Dave Sowers | © RTO Insider

It was 4th and 18 with 36 seconds left in the fourth quarter. Auburn Head Coach Gus Malzahn called for a pass to get the first down, which would have put the team into field goal range. And the intended receiver was wide open as a second receiver went deep, drawing triple coverage. Marshall unwisely threw the ball to the deeper receiver, but two of the Georgia defenders collided, one tipping the ball into the hands of the receiver, who ran into the end zone untouched.

Marshall was lucky in that instance, but his gunslinger judgment ultimately proved his undoing, as too many of his passes ended up intercepted. “That’s why he’s not playing on Sundays” in the NFL, Sowers said. Instead, he plays for the Canadian Football League’s Saskatchewan Roughriders.

HP in the Control Room

Mohammed Alfayyoumi recounted the changes he made since becoming director of Dominion Energy’s transmission system operations center.

He spread out the workload by scheduling switching orders throughout the week rather than having them all on Mondays.

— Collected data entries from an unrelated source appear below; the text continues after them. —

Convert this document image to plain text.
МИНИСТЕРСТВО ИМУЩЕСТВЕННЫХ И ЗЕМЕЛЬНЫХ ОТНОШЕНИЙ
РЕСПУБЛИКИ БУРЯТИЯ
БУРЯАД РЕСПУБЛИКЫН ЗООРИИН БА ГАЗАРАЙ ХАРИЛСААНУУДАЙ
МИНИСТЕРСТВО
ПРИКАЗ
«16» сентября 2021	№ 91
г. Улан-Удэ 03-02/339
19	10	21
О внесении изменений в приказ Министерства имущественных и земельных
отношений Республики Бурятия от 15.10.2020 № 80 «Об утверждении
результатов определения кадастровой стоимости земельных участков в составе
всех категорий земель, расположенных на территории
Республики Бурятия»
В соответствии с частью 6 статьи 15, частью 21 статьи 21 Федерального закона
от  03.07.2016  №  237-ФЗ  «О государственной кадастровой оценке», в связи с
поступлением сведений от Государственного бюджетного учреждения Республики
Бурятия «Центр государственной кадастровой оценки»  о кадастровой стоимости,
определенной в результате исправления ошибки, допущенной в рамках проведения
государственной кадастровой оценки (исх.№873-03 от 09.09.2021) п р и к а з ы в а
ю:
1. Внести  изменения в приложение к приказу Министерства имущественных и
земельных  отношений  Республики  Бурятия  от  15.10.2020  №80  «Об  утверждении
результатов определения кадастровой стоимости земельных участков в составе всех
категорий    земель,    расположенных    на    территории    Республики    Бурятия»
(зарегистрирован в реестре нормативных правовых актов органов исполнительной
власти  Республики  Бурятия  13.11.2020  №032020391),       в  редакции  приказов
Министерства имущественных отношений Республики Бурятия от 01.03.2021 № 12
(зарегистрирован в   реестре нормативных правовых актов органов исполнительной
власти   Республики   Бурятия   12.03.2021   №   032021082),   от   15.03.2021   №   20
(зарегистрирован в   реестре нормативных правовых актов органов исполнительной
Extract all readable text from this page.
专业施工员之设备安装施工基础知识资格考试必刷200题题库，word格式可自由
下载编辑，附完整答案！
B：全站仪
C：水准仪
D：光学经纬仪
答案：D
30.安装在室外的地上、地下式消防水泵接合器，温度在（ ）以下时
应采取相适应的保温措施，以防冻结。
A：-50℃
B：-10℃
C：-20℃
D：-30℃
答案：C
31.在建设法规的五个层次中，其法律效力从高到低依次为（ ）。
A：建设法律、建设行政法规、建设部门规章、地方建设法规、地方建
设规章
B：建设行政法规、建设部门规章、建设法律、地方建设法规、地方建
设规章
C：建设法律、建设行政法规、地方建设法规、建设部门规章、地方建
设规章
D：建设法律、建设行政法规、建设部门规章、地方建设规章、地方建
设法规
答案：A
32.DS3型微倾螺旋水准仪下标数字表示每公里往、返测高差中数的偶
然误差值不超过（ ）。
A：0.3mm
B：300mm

He doubled the operations staff to four per shift after benchmarking Dominion’s staffing against similar-sized utilities.

Mohammad Alfayyoumi | © RTO Insider

He also increased simulator training, began near-miss reporting and training in root-cause analysis, and eliminated work that didn’t add value by automating 6,000 phone calls per week.

Operator hiring was improved by adding testing and screening, including more complex behavioral interviews.

“We invest a lot in steel and copper but not a lot in humans,” Alfayyoumi said. “Operator selection is vital to human performance, because you cannot fix poor selection. If you hire the wrong operator, there’s nothing you can do to make him better,” he said.

Adaptive vs. Procedural Systems

Consultant Jake Mazulewicz made the case for “adaptive” over “procedural” systems, recounting a conversation with an employee for an unnamed company who complained it had become excessively dependent on procedures.

“He said when an incident happens, even something small — someone cuts themselves with a knife, no stitches, very small stuff — everybody hears about it. And within two or three weeks you can bet your next paycheck that [the] safety and training [department] is going to say … ‘Here’s a new and updated procedure to make sure that never happens again.’

Jake Mazulewicz | © RTO Insider

“Nobody even bothers reading the new procedures … because it doesn’t matter, because it’s going to change,” Mazulewicz continued.

Under system-based thinking, he said, “when you see an error … you don’t think who’s wrong, you think that’s a signal that my … system could use some improvement. … Almost every incident we’re talking about is triggered by human error, but it’s caused by a whole lot of other things: latent organizational weaknesses, previous decisions, things like that.

“How do you minimize errors in a system-based thinking? You improve your system. … You make it hard for people to do the wrong thing, and you make it easy for people to do the right thing.”